Mordants aluminium triacetate and aluminium sulfacetate can be prepared from aluminium sulfate, the product formed being determined by the amount of lead(II) acetate used:

Al2(SO4)3 + 3Pb(CH3CO2)2 → 2Al(CH3CO2)3 + 3PbSO4

Al2(SO4)3 + 2Pb(CH3CO2)2 → Al2SO4(CH3CO2)4 + 2PbSO4

==Chemical reactions==
The compound decomposes to γ-alumina and sulfur trioxide when heated between 580 and 900 °C. It combines with water forming hydrated salts of various compositions.
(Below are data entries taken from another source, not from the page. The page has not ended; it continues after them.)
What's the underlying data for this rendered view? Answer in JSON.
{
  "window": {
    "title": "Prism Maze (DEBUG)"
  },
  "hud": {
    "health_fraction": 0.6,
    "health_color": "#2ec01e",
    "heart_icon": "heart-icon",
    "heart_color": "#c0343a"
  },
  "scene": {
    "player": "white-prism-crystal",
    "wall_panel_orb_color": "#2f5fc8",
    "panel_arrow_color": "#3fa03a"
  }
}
Aluminium sulfate reacts with sodium bicarbonate to which foam stabilizer has been added, producing carbon dioxide for fire-extinguishing foams:

 Al2(SO4)3 + 6NaHCO3 → 3Na2SO4 + 2Al(OH)3 + 6CO2

The carbon dioxide is trapped by the foam stabilizer and creates a thick foam which will float on top of hydrocarbon fuels and seal off access to atmospheric oxygen, smothering the fire. Chemical foam was unsuitable for use on polar solvents such as alcohol, as the fuel would mix with and break down the foam blanket. The carbon dioxide generated also served to propel the foam out of the container, be it a portable fire extinguisher or fixed installation using hoselines. Chemical foam is considered obsolete in the United States and has been replaced by synthetic mechanical foams, such as AFFF which have a longer shelf life, are more effective, and more versatile, although some countries such as Japan and India continue to use it.